Em 1891, o cirurgião William Coley começou um dos experimentos mais bizarros. Ele injetou misturas das bactérias streptococcus, piogenes e cerratia marcensens nos rumores de pacientes com câncer. Parece loucura infectar pacientes de câncer com bactérias, mas com isso ele alcançou mais de mil remissões tumorais completas e duradouras em vários tipos de câncer.
Em outras palavras, Coley curou o câncer. Com bactérias.
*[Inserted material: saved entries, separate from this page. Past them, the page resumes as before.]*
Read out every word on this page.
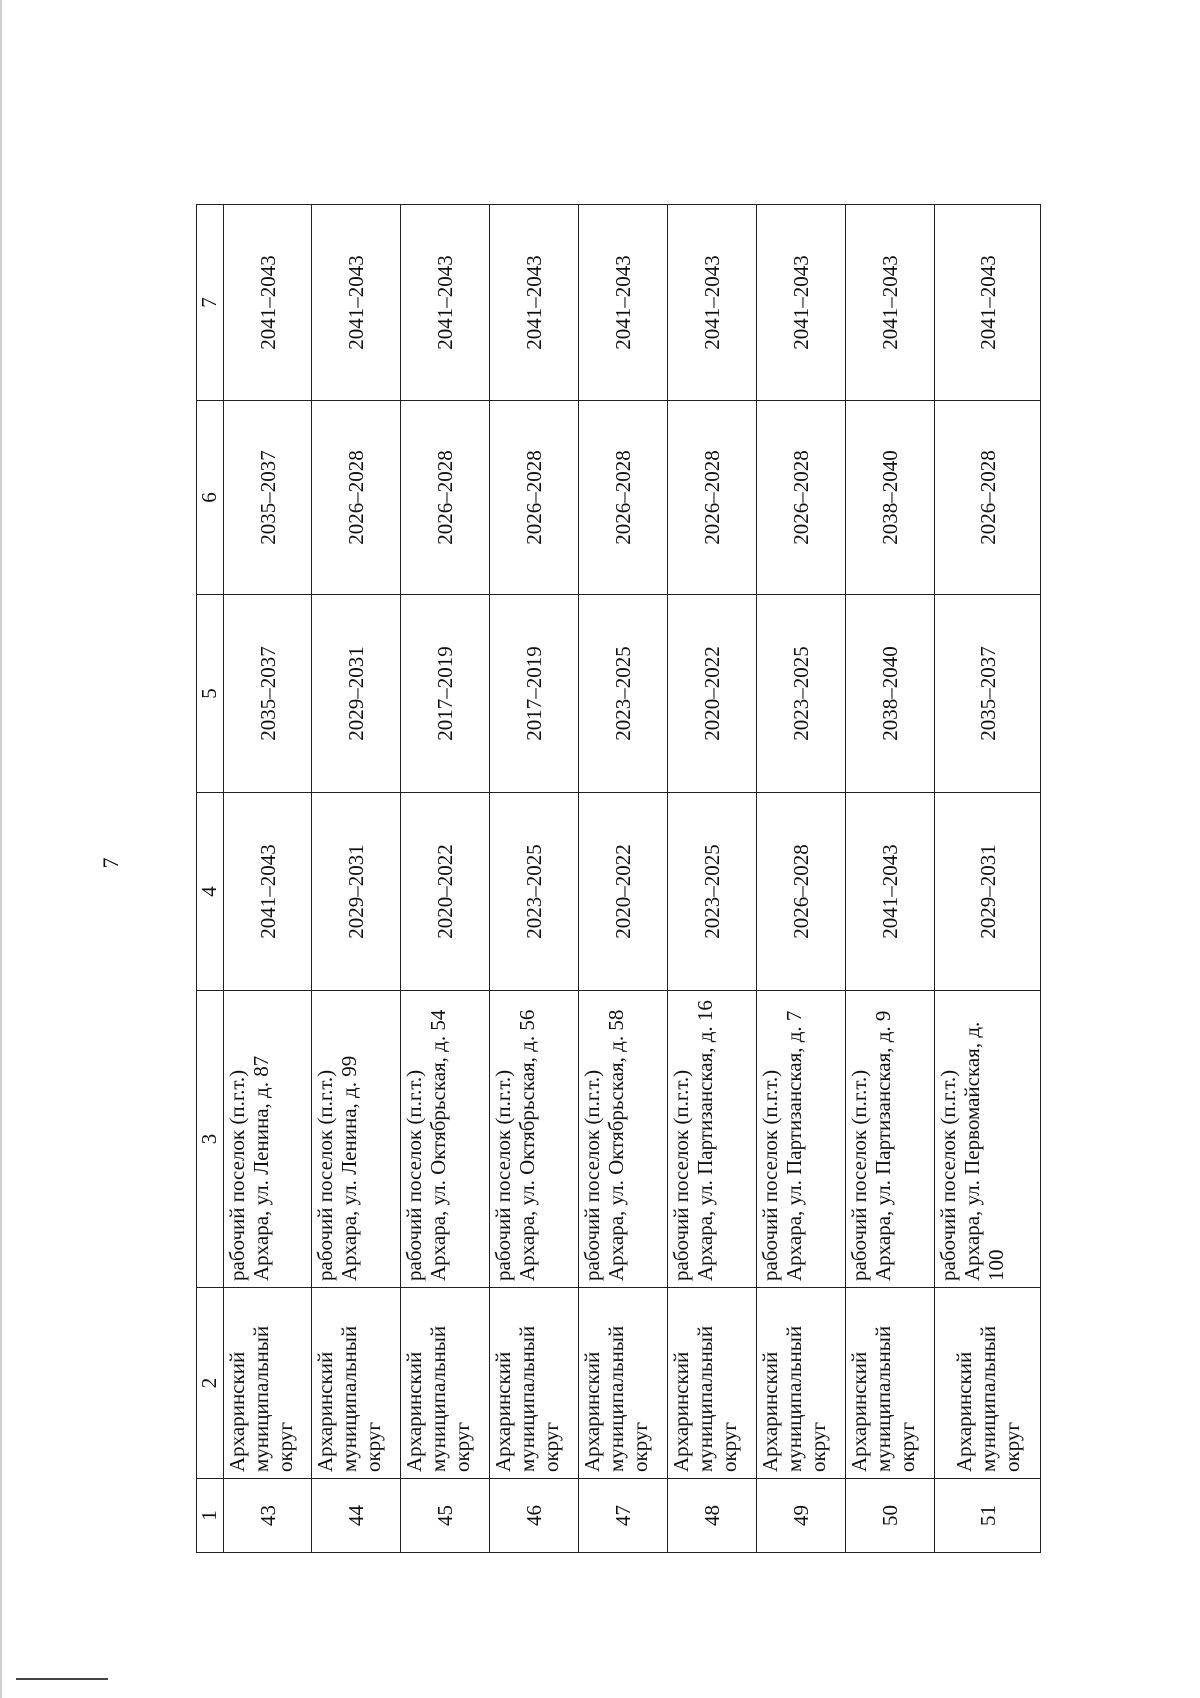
7
1	2	3	4	5	6	7
43	Архаринский муниципальный округ	рабочий поселок (п.г.т.) Архара, ул. Ленина, д. 87	2041–2043	2035–2037	2035–2037	2041–2043
44	Архаринский муниципальный округ	рабочий поселок (п.г.т.) Архара, ул. Ленина, д. 99	2029–2031	2029–2031	2026–2028	2041–2043
45	Архаринский муниципальный округ	рабочий поселок (п.г.т.) Архара, ул. Октябрьская, д. 54	2020–2022	2017–2019	2026–2028	2041–2043
46	Архаринский муниципальный округ	рабочий поселок (п.г.т.) Архара, ул. Октябрьская, д. 56	2023–2025	2017–2019	2026–2028	2041–2043
47	Архаринский муниципальный округ	рабочий поселок (п.г.т.) Архара, ул. Октябрьская, д. 58	2020–2022	2023–2025	2026–2028	2041–2043
48	Архаринский муниципальный округ	рабочий поселок (п.г.т.) Архара, ул. Партизанская, д. 16	2023–2025	2020–2022	2026–2028	2041–2043
49	Архаринский муниципальный округ	рабочий поселок (п.г.т.) Архара, ул. Партизанская, д. 7	2026–2028	2023–2025	2026–2028	2041–2043
50	Архаринский муниципальный округ	рабочий поселок (п.г.т.) Архара, ул. Партизанская, д. 9	2041–2043	2038–2040	2038–2040	2041–2043
51	Архаринский муниципальный округ	рабочий поселок (п.г.т.) Архара, ул. Первомайская, д. 100	2029–2031	2035–2037	2026–2028	2041–2043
E hoje nós conseguimos replicar o sucesso dele, só que sem usar bactérias, sem infectar ninguém, sem causar doenças.
Inclusive dois brasileiros já foram curados por uma versão moderna da ideia do Coley para tratar o câncer. Só que mesmo com esse sucesso, a ideia de injetar bactérias em tumores não foi levada muito a sério pela comunidade científica da época. E existem alguns motivos para isso.
Na época não se entendia muito bem como exatamente as bactérias curavam o câncer. E o outro é que ninguém gostava muito do coli. Mas o fato é que esse foi o início extraordinário de novas tecnologias que hoje podem ajudar a gente a responder a pergunta de o quão perto nós estamos de curar todos os tipos de câncer.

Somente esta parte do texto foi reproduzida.